Enregistré dans
la quiétude de sa maison de Sologne, Epures renoue avec la tradition
voix/piano chère à Sheller. Epures ne surprendra personne,
mais pourrait ravir ceux qui considèrent l'auteur d'Un homme heureux
comme le plus performant en chanteur-pianiste solo. Sans innover, Epures s'écoute
à la manière d'un disque d'automne, préparatoire à
l'hiver. Une fin de chaleur braise l'ensemble qui est court - moins de 34 minutes
- et ramène au-devant des chansons les notes shellériennes, graciles
et profondes. "Epures est une collection de chromos, de haïkus où
les phrases courtes sont accompagnées de peu de notes.
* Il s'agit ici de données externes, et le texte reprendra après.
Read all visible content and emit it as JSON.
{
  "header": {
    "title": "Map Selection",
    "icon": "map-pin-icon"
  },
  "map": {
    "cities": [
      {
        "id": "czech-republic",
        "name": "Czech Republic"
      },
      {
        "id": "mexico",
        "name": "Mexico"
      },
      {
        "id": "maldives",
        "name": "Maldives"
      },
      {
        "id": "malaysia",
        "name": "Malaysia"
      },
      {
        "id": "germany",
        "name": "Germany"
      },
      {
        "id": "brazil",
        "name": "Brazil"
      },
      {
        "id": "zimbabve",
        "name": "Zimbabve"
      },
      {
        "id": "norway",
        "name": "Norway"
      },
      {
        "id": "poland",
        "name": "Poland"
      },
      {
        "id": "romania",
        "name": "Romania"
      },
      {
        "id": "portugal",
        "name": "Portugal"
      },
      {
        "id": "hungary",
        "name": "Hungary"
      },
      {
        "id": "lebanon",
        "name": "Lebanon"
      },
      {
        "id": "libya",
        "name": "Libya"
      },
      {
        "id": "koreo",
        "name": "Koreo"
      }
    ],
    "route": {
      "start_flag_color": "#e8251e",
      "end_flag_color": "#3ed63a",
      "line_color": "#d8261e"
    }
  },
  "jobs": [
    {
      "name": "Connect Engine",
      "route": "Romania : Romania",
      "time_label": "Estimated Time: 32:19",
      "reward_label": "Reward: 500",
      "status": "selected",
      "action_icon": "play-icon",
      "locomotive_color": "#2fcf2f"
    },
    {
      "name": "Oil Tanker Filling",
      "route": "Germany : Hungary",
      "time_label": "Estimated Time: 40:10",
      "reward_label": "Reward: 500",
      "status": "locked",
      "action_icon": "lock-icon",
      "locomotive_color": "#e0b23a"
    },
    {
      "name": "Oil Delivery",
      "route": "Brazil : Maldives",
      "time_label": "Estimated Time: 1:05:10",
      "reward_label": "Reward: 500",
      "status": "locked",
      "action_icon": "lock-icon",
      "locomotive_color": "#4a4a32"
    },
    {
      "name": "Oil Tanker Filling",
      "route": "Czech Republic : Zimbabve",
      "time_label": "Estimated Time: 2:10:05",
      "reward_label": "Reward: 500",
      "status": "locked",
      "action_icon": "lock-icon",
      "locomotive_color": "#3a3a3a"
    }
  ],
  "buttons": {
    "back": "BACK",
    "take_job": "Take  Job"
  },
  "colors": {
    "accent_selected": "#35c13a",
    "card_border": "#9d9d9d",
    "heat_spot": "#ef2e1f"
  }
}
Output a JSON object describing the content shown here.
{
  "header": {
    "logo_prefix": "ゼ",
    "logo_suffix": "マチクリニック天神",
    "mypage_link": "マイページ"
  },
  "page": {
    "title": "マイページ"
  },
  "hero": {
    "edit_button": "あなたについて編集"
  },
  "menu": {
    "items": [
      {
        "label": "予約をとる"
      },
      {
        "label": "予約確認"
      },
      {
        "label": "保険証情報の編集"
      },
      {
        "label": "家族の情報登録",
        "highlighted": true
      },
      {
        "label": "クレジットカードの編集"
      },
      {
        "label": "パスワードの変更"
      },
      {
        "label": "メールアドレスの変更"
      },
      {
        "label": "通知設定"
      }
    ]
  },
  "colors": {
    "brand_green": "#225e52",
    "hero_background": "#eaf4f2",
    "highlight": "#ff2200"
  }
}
J'avais envie de
condenser les images, d'être minimaliste." Ces morceaux où
la voix et le piano célèbrent leur mariage à chaque instant
laissent "Des signes sur les murs qu'elle n'a peut-être pas vus"
(Toutes les choses qu'on lui donne), où " Chaque jour un ciel nouveau/Comme
un nuage va ma vie vagabonde" (Revenir bientôt).
Les
saisons des sentiments
Ces saisons des sentiments fragiles s'accompagnent
d'allusions répétées aux éléments de la nature
: "J'ai quitté Paris et me suis installé dans une maison
en Sologne, au milieu de 4 hectares de bois. C'est la première fois que
je vis dans un contexte pratiquement sauvage : je m'y bagarre avec les sangliers
qui me retournent la terre, j'y vois les mêmes oiseaux arriver aux mêmes
saisons, les crapauds viennent m'y dire bonjour." Tout naturellement,
Sheller y a enregistré Epures, bravant les nuisances ambiantes -une
mouche qui passe devant le micro, le cri des canards dehors-, seul devant son
piano et l'ingénieur du son !" On ne peut pas corriger quoi que
ce soit : n'oubliez pas que la voix colle au piano dans la même prise. C'est
un travail très empirique. Certains jours, ça ne donne rien : il
faut insister et attendre le petit miracle !" Sheller s'y reprendra donc
à deux reprises, choisissant la solution technique minimale, avec deux
petits micros collés au piano et un autre chargé de capter la voix
: numéro d'équilibriste où les mots ne peuvent même
pas servir de filet au processus créatif. "Il faut que la musique
soit terminée, parce qu'il faut que les mains puissent avoir la mémoire
du clavier avant de commencer à mettre une mélodie. Je vois alors
des images, et un personnage rentre là-dedans. Pour Mon Hôtel
(NDLR : la belle chanson qui ouvre le disque), j'ai mis plus de six
mois avant de trouver "Sous les gouttières de mon hôtel/Y
a deux étoiles le long du mur". De cela, j'ai tiré le reste
où, pour le sport, je m'amuse à faire des rimes embrassées,
comme dans les mots croisés... "
Souvenirs
d'Amérique
Après le complexe Machines absurdes,
en 2000, Sheller a sorti les Quatuors William Sheller, en 2003. Cyclique,
il livre aujourd'hui un disque dans la formule née par accident en 1981.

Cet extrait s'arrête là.